De esta manera, podría explicarse “por qué los electrones y los positrones tienen exactamente la misma masa: son el mismo objeto”. Y Wheeler tuvo la osadía de sugerir que “solo hay un electrón en todo el universo, y que todos los electrones y positrones que vemos son en realidad el mismo electrón rebotando hacia atrás y hacia adelante infinitamente a través de espacio-tiempo”. Así que, con estas nociones en la cabeza, podemos comprender que los objetos y las personas que han sido temporalmente invertidas, y se mueven hacia atrás en un entorno que funciona en dirección contraria, son como positrones en un mundo de electrones.

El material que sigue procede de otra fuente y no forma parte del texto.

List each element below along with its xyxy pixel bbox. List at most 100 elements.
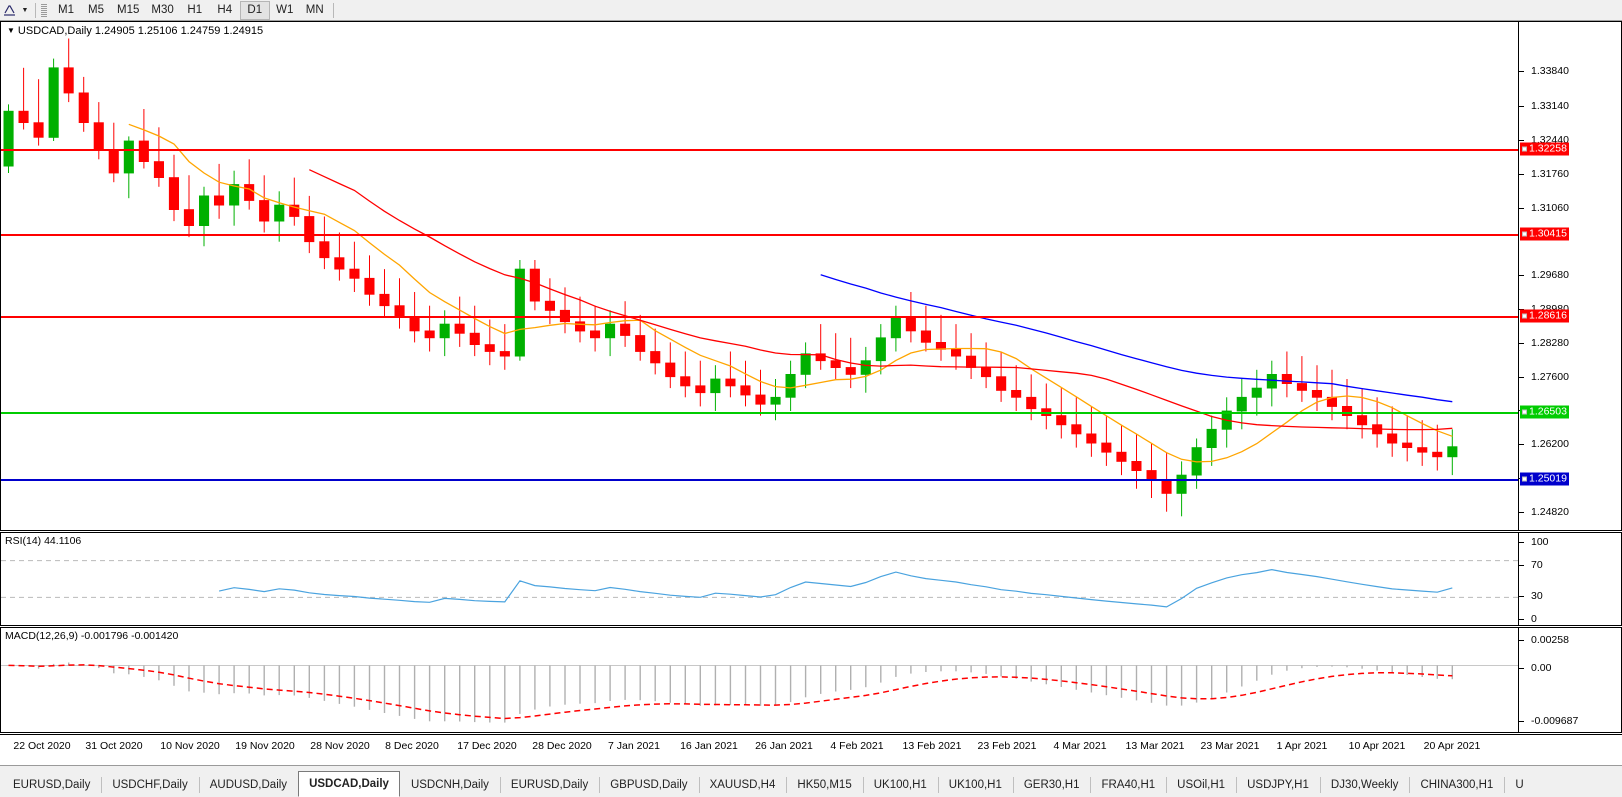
support-line-1-tag[interactable]: 1.26503 [1520, 405, 1569, 419]
level-handle-icon[interactable] [1522, 313, 1527, 319]
price-pane[interactable]: ▼ USDCAD,Daily 1.24905 1.25106 1.24759 1.… [0, 21, 1622, 585]
pane-collapse-icon[interactable]: ▼ [7, 26, 15, 35]
chart-tab-label: DJ30,Weekly [1330, 779, 1399, 791]
chart-tab-uk100-h1[interactable]: UK100,H1 [937, 773, 1013, 797]
chart-tab-china300-h1[interactable]: CHINA300,H1 [1409, 773, 1504, 797]
macd-pane[interactable]: MACD(12,26,9) -0.001796 -0.001420 0.0025… [0, 627, 1622, 733]
rsi-tick-label: 100 [1531, 536, 1549, 548]
date-tick-label: 20 Apr 2021 [1423, 740, 1481, 752]
macd-plot[interactable] [1, 628, 1518, 732]
rsi-tick-label: 70 [1531, 559, 1543, 571]
rsi-plot[interactable] [1, 533, 1518, 625]
timeframe-button-m1[interactable]: M1 [58, 4, 74, 16]
rsi-label: RSI(14) 44.1106 [5, 535, 82, 547]
current-price-line[interactable] [1, 479, 1518, 481]
timeframe-button-mn[interactable]: MN [305, 4, 324, 16]
chart-tab-label: FRA40,H1 [1101, 779, 1156, 791]
date-tick-label: 4 Feb 2021 [830, 740, 884, 752]
support-line-1[interactable] [1, 412, 1518, 414]
price-candles-svg [3, 38, 1458, 517]
chart-tab-usoil-h1[interactable]: USOil,H1 [1166, 773, 1236, 797]
timeframe-button-h4[interactable]: H4 [217, 4, 233, 16]
chart-tab-uk100-h1[interactable]: UK100,H1 [862, 773, 938, 797]
date-tick-label: 19 Nov 2020 [235, 740, 295, 752]
resistance-line-1-tag[interactable]: 1.32258 [1520, 142, 1569, 156]
timeframe-button-m15[interactable]: M15 [117, 4, 140, 16]
price-tick-label: 1.33840 [1531, 65, 1569, 77]
date-tick-label: 23 Feb 2021 [977, 740, 1037, 752]
level-price-text: 1.32258 [1529, 142, 1567, 155]
date-tick-label: 16 Jan 2021 [680, 740, 738, 752]
crosshair-icon[interactable] [0, 2, 18, 19]
chart-tab-eurusd-daily[interactable]: EURUSD,Daily [499, 773, 599, 797]
timeframe-button-h1[interactable]: H1 [187, 4, 203, 16]
resistance-line-3[interactable] [1, 316, 1518, 318]
dropdown-arrow-icon[interactable]: ▼ [21, 6, 29, 14]
grip-icon[interactable] [41, 2, 49, 18]
chart-tab-usdcad-daily[interactable]: USDCAD,Daily [298, 771, 400, 797]
chart-tab-label: GBPUSD,Daily [610, 779, 688, 791]
current-price-line-tag[interactable]: 1.25019 [1520, 472, 1569, 486]
resistance-line-2[interactable] [1, 234, 1518, 236]
chart-tab-hk50-m15[interactable]: HK50,M15 [786, 773, 862, 797]
price-tick-label: 1.27600 [1531, 371, 1569, 383]
resistance-line-1[interactable] [1, 149, 1518, 151]
rsi-tick-label: 30 [1531, 590, 1543, 602]
timeframe-button-m30[interactable]: M30 [151, 4, 174, 16]
chart-tab-label: XAUUSD,H4 [709, 779, 776, 791]
date-tick-label: 13 Feb 2021 [902, 740, 962, 752]
level-handle-icon[interactable] [1522, 146, 1527, 152]
chart-tab-dj30-weekly[interactable]: DJ30,Weekly [1319, 773, 1410, 797]
timeframe-button-d1[interactable]: D1 [239, 0, 270, 20]
chart-tab-usdcnh-daily[interactable]: USDCNH,Daily [400, 773, 500, 797]
date-tick-label: 22 Oct 2020 [13, 740, 71, 752]
timeframe-button-m5[interactable]: M5 [88, 4, 104, 16]
level-handle-icon[interactable] [1522, 409, 1527, 415]
date-tick-label: 10 Nov 2020 [160, 740, 220, 752]
chart-tab-label: USOil,H1 [1177, 779, 1226, 791]
date-tick-label: 8 Dec 2020 [385, 740, 439, 752]
chart-tab-usdchf-daily[interactable]: USDCHF,Daily [101, 773, 198, 797]
chart-tab-label: USDCAD,Daily [309, 778, 389, 790]
price-tick-mark [1519, 71, 1524, 72]
chart-tab-audusd-daily[interactable]: AUDUSD,Daily [198, 773, 298, 797]
chart-tab-ger30-h1[interactable]: GER30,H1 [1012, 773, 1091, 797]
chart-area: ▼ USDCAD,Daily 1.24905 1.25106 1.24759 1.… [0, 21, 1622, 765]
rsi-tick-label: 0 [1531, 613, 1537, 625]
resistance-line-3-tag[interactable]: 1.28616 [1520, 309, 1569, 323]
chart-tab-xauusd-h4[interactable]: XAUUSD,H4 [698, 773, 787, 797]
macd-tick-mark [1519, 721, 1524, 722]
chart-tab-label: USDJPY,H1 [1247, 779, 1309, 791]
level-handle-icon[interactable] [1522, 476, 1527, 482]
rsi-pane[interactable]: RSI(14) 44.1106 100 70 30 0 [0, 532, 1622, 626]
date-tick-label: 1 Apr 2021 [1276, 740, 1328, 752]
chart-tab-bar: EURUSD,Daily USDCHF,Daily AUDUSD,Daily USDC… [0, 765, 1622, 797]
price-tick-label: 1.31060 [1531, 202, 1569, 214]
timeframe-button-w1[interactable]: W1 [276, 4, 294, 16]
price-axis[interactable]: 1.33840 1.33140 1.32440 1.31760 1.31060 1.296… [1518, 22, 1621, 585]
chart-tab-gbpusd-daily[interactable]: GBPUSD,Daily [599, 773, 698, 797]
price-tick-label: 1.31760 [1531, 168, 1569, 180]
chart-tab-label: USDCNH,Daily [410, 779, 489, 791]
date-axis[interactable]: 22 Oct 2020 31 Oct 2020 10 Nov 2020 19 Nov … [0, 734, 1622, 765]
chart-tab-label: USDCHF,Daily [112, 779, 188, 791]
rsi-axis: 100 70 30 0 [1518, 533, 1621, 625]
chart-tab-eurusd-daily[interactable]: EURUSD,Daily [2, 773, 101, 797]
chart-tab-u[interactable]: U [1504, 773, 1534, 797]
chart-tab-label: UK100,H1 [873, 779, 927, 791]
date-tick-label: 7 Jan 2021 [608, 740, 660, 752]
date-tick-label: 28 Dec 2020 [532, 740, 592, 752]
price-tick-label: 1.26200 [1531, 438, 1569, 450]
price-plot[interactable] [1, 22, 1518, 530]
symbol-ohlc-label: ▼ USDCAD,Daily 1.24905 1.25106 1.24759 1.… [7, 25, 264, 37]
resistance-line-2-tag[interactable]: 1.30415 [1520, 227, 1569, 241]
level-price-text: 1.28616 [1529, 309, 1567, 322]
price-tick-label: 1.24820 [1531, 506, 1569, 518]
date-tick-label: 23 Mar 2021 [1200, 740, 1260, 752]
level-handle-icon[interactable] [1522, 231, 1527, 237]
chart-tab-label: U [1515, 779, 1524, 791]
chart-tab-fra40-h1[interactable]: FRA40,H1 [1090, 773, 1166, 797]
macd-tick-label: 0.00 [1531, 662, 1552, 674]
level-price-text: 1.26503 [1529, 405, 1567, 418]
chart-tab-usdjpy-h1[interactable]: USDJPY,H1 [1236, 773, 1320, 797]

Pero hay alguien que fue más allá de Feynman y Wheeler y le ofreció a Christopher Nolan el elemento que requería para mostrar la inversión en Tenet. Como cuenta Andrea Suatoni, el matemático y filósofo de la ciencia Hilary Putnam, también oriundo de Estados Unidos, “teorizó la posibilidad de viajar en el tiempo en presencia de una cápsula (según él inalcanzable, descrita solo en función de su modelo) que actuaba como un «inversor de causalidad». Al entrar en la cápsula, habría sido posible revertir la causalidad de uno” y “la dirección del tiempo con respecto a todo lo que hubiera quedado fuera de la cápsula”.
Las extrañas cabinas en las que se introducen los personajes de Tenet para invertirse, los llamados torniquetes que se diseñaron en algún momento del futuro, representan tales cápsulas. Y, si lo que exponen Feynman, Wheeler y Putnam son fenómenos de retrocausalidad, otro de ellos es la inversión entrópica. Según Suatoni, “una desviación de la segunda ley de la termodinámica, que establece en uno de sus corolarios que la entropía, o desorden, de un sistema sometido a ciertos procesos nunca, en ningún caso, puede disminuir, sino solo aumentar o al menos permanecer igual”.
Esta ley básica, cuya formulación primitiva se la debemos al físico francés Sadi Carnot, supone que el líquido resultante de echar un hielo en agua caliente tenga una temperatura equilibrada entre las de los dos elementos. De modo que, a consecuencia de la inversión entrópica producida por los torniquetes, “la transferencia de calor del fuego y el hielo” también se trastoca, dice Shaw-Williams, por lo que al personaje principal, cuyo vehículo volcado en una carretera de Oslo explota en llamas gracias al peligrosísimo Andrei Sator (Kenneth Branagh), le hace sufrir “hipotermia en lugar de quemaduras”.
Por último, los físicos se refieren a la aniquilación, una reacción previsible “en la que una partícula (como un electrón) choca con su antipartícula (un positrón)”, ambas desaparecen en el acto y se libera una cantidad de energía. Así, alguien invertido “que interactúa con su yo pasado” podría causar que las dos versiones de sí mismo “sean aniquiladas”. Y, como el algoritmo dichoso invierte la entropía mundial, cada partícula sería transformada en su opuesta en retroceso, todas chocarían masivamente… y aniquilación absoluta. Porque, no solo el mundo dejaría de existir, sino que nunca habría existido en primer lugar.